Both personalised learning and learner advocacy (also referred to as learner voice) proved to be difficult concepts to define. Similar difficulties were experienced by City College staff both those participating in personalisation pilot projects and those simply involved in their day-to-day duties. As a consequence, the key finding of this project was the preeminent importance of institutional leadership to the success of large innovations. In particular, there is a clear need for setting understandable goals and laying out ways and strategies of achieving those goals. This is necessary to clear out misunderstandings both on the part of students and staff and to alleviate the concerns of staff over increased workload.
Research into technological support for learner voice and work-based learning uncovered a multitude of tools with various levels of suitability. It became clear that attention needs to be paid to real patterns of usage and skill levels of management, staff and students. The world of technology is currently in flux with the introduction of the social element under the heading of Web 2.0. As a result, investing into old tools (existing VLEs) seems to be an inefficient use of resources while new technologies and practices for their use have not yet been established. Many tools and services designed for the personalisation of the online experience and the expression of the individual’s voice in the context of the larger group only succeed partially when actual user behaviour is observed. For instance, ‘Groups’ on social networks such as ‘Facebook’ and ‘Bebo’ usually serve more as a badge of membership or identification with a cause rather than effective platforms for the representation of an individual’s voice. On the other hand, VLEs and eILPs (electronic Individualised Learning Plans) are often developed behind closed doors using an outdated non-agile development model not responsive to users’ needs and going in the face of their expectations. As a result, it may be incumbent upon educational institutions to join in the development of the appropriate technologies through Open Source initiatives and contribute jointly into the pool of best practices keeping interoperability and agility of development at the centre of attention. As a beneficial side-effect, Open Source project development and management practices may serve as a useful model of managing other types of institutional innovation.

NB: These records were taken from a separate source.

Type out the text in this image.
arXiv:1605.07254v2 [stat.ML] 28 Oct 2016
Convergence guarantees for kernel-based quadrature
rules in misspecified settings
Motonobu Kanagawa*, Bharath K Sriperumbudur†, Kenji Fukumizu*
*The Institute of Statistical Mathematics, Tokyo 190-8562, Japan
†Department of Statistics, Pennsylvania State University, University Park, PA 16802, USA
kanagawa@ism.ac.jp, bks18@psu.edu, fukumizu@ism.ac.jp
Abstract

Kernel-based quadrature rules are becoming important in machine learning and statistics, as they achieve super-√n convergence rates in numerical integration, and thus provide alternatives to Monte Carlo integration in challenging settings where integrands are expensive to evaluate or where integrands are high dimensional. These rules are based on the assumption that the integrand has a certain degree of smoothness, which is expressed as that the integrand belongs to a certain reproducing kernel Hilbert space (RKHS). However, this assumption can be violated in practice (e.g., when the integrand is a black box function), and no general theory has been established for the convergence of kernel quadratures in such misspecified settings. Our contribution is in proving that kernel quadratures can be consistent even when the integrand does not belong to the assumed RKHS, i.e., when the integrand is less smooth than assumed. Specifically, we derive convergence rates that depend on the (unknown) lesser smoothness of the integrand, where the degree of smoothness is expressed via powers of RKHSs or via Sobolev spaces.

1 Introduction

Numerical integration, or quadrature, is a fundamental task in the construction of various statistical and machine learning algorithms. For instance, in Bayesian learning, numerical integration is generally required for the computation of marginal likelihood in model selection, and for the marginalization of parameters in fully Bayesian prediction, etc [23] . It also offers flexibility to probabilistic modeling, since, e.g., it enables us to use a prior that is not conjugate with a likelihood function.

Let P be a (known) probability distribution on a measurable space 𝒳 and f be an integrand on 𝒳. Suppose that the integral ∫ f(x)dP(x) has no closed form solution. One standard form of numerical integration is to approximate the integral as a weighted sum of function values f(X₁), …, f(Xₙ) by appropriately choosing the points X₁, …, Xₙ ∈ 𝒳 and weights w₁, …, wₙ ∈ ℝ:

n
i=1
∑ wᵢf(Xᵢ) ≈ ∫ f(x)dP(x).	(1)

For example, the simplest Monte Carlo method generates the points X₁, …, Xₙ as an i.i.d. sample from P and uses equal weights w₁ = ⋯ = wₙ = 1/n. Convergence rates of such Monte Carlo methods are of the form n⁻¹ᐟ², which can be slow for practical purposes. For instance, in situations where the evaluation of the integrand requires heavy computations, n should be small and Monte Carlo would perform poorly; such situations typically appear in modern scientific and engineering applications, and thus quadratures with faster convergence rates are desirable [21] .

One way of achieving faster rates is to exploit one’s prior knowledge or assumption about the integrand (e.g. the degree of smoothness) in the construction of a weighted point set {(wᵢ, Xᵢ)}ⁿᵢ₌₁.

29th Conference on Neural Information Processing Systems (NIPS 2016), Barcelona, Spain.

Literature review on personalisation and learner self-advocacy has revealed that not all conceptualisations of personalised learning and the representation of the learner in the process are straightforward. There is a difference in emphasis between personalisation efforts in the US and in UK. Whereas current UK efforts largely derive from government led initiatives, focus on the pedagogy and take centre-stage, US personalisation projects happen mainly on the margins and focus on eLearning systems as a point of departure. It is important to differentiate personalised learning from e-learning or even distance learning, which is not always the case. Although mentions of personalisation can be traced to the 1970s, recent UK projects have their antecedents in government-driven initiatives that received prominence only in the 21st century (Milliband, 2004; Johnson 2004; Keefe, 2007; Campbell et al. 2007; Jones and Duckett, 2006). Consequently, there is a dearth of peer-reviewed research available for consultation. The activities under investigation here are, in effect, creating new realities that can only be exposed to independent (non-action) research scrutiny later.